There's a wonderful tradition enjoyed by parents of school-aged children across Canada come Mother's Day and Father's Day — unwrap your present and feast your eyes on the hard classroom work of your kids... with a little help from their teachers.
But Grade 1 and Grade 2 students at Albert McMahon Elementary School in Mission, B.C. will be coming up with a different plan, because the school has decided not to include Mother's and Father's Day preparations in the classroom.
In a public post on Facebook, Roy Glebe, a parent at the school, put up a note he received from his child's teacher that stated, "In an effort to celebrate diversity, inclusivity and also nurture our students who are part of non-traditional families, we have decided to encourage these celebrations to take place at home."
"This will be the first year that we don't get gifts crafted with love from our kids, and since we only have one little one now it makes it all that much worse," Glebe noted. "I don't understand why we, as Canadians, need to give up our traditions that have been passed through generations. I welcome all races and ethnicities, but forcing us to give up things that are important to us as Canadians is crap. And it doesn't even have anything to do with religion? You can't celebrate your Mom and Dad?"
The note spread quickly, and many parents took Glebe's side in feeling the decision was unfair. While some parents pointed out that this might have more to do with kids who have only one parent, one teacher weighed in with how she'd always dealt with that in class.
"As a preschool teacher, I have had many experiences with diverse families. I have always encouraged my students to choose a parent/guardian/grandparent or that someone who is special to them on these occasions," she noted. "The love and time these children put into their creations is whole idea of the Mother's and Father's day experience."
The question of what to do on Mother's Day and Father's Day for students whose family structure doesn't include both a mother and father is one that teachers have been talking about for years.
Welcoming Schools, a site dedicated to exploring diversity in the classroom, has a few suggestions to include all students in the celebrations, like talking about the various other people who are mothers that they know.
As Asaf Rosenheim-Patton, writing on Gays With Kids, advises, "If you are an educator, reach out to all the parents in the class in advance of Mother’s Day and discuss your plan for preparing and celebrating the day in your class."
He also recommends that any concerned parent, regardless of whether or not they have a "traditional" family, should take the initiative to reach out to teachers themselves.
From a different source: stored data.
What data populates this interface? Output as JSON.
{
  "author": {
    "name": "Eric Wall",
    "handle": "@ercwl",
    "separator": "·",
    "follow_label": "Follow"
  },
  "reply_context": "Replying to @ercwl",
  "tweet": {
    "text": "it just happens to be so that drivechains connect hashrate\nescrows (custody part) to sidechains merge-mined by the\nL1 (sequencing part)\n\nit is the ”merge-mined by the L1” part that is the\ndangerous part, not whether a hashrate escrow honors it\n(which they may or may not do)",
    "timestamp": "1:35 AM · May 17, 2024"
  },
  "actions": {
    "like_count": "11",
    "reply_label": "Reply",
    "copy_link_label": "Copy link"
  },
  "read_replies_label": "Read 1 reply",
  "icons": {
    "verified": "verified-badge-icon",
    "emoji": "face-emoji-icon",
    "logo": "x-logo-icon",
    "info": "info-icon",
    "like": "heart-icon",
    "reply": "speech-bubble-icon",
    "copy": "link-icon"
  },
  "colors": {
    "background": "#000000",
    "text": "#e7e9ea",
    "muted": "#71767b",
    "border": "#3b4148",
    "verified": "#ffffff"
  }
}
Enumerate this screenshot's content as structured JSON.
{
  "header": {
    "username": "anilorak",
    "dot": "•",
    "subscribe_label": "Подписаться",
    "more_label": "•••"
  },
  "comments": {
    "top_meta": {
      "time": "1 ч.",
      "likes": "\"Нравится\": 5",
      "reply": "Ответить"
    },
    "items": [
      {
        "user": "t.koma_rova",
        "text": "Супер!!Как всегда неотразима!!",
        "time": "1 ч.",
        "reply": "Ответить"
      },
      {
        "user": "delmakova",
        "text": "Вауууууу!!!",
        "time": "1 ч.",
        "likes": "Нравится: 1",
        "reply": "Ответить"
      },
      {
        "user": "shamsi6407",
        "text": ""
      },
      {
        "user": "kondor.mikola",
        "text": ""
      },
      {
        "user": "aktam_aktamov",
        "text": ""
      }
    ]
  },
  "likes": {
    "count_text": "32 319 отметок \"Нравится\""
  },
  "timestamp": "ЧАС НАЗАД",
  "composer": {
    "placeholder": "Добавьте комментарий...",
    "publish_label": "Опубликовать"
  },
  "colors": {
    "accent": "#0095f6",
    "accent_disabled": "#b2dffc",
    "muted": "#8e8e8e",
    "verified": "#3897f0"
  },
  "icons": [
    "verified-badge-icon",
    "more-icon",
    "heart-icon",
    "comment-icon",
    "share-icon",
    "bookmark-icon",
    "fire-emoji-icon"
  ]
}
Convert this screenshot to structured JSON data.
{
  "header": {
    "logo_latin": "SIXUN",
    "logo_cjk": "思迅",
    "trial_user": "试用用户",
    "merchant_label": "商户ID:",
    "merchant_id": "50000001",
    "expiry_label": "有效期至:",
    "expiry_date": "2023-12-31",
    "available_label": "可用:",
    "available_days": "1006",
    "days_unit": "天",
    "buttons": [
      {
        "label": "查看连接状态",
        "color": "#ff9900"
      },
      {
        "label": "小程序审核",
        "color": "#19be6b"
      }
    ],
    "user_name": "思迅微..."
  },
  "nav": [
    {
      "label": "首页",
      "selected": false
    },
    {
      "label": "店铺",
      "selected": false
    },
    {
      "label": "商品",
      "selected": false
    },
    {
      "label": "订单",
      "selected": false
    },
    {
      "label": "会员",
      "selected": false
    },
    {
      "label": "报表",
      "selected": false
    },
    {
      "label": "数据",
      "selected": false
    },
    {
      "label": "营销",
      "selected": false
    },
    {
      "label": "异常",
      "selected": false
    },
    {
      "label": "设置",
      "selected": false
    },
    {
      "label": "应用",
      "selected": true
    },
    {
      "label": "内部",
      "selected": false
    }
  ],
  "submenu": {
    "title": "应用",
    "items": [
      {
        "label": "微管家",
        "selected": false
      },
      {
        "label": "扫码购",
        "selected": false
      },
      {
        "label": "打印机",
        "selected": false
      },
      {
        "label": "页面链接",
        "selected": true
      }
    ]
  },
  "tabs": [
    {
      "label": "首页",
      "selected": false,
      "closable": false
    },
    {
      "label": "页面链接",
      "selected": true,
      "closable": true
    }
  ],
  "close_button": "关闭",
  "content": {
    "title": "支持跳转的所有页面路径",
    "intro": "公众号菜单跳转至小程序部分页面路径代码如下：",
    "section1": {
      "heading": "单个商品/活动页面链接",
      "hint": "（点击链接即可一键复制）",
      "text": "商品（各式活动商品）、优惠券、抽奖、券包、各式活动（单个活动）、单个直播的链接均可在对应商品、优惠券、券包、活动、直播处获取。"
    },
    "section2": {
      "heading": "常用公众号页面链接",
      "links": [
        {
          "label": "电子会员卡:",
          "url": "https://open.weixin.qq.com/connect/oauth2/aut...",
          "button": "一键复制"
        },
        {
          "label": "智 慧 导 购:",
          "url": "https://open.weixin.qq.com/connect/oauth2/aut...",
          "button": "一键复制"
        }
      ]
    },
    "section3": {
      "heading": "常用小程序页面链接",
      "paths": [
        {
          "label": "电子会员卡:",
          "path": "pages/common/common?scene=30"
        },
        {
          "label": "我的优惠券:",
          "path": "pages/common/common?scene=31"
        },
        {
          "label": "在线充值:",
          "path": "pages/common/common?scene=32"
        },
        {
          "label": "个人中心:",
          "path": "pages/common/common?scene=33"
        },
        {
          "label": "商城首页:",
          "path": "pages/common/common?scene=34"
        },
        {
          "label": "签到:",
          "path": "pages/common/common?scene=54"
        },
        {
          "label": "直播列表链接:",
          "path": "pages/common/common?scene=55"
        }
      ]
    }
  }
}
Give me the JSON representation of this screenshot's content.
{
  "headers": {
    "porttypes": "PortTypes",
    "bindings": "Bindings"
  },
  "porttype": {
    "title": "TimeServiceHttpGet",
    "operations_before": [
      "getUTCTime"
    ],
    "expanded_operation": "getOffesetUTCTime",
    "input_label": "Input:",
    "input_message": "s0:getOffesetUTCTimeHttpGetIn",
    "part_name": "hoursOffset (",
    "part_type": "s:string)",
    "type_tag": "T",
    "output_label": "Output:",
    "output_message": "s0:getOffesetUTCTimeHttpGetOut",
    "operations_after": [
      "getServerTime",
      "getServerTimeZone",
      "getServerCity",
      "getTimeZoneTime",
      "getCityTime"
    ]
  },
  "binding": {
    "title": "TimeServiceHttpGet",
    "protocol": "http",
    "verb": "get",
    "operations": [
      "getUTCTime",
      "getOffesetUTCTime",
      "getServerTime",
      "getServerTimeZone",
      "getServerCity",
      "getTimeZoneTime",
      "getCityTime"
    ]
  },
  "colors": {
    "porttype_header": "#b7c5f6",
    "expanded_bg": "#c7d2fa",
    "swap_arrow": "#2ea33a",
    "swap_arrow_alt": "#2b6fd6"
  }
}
"I have always encouraged my students to choose a parent/guardian/grandparent or that someone who is special to them on these occasions." —preschool teacher
According to the CBC, Angus Wilson, the superintendent of the school district of which Albert McMahon Elementary School is a part, said there was a reason for the letter, but the decision could have been communicated more clearly.
"The intention, as I understand it, has to do with a trauma that has been experienced at the school fairly recently. It has nothing to do with the value of Mother's Day or civic holidays."
The school's April newsletter, in fact, made a point of noting Mother's Day on its calendar as a reminder to parents.
Other schools around the world have contended with similar problems when it comes to these particular holidays. This week an elementary school in Melbourne, who had announced they would be celebrating "International Families Day" instead of their annual "Mother's Day," had to reverse their decision after the opposition leader stepped in with a complaint, reports the Daily Mail.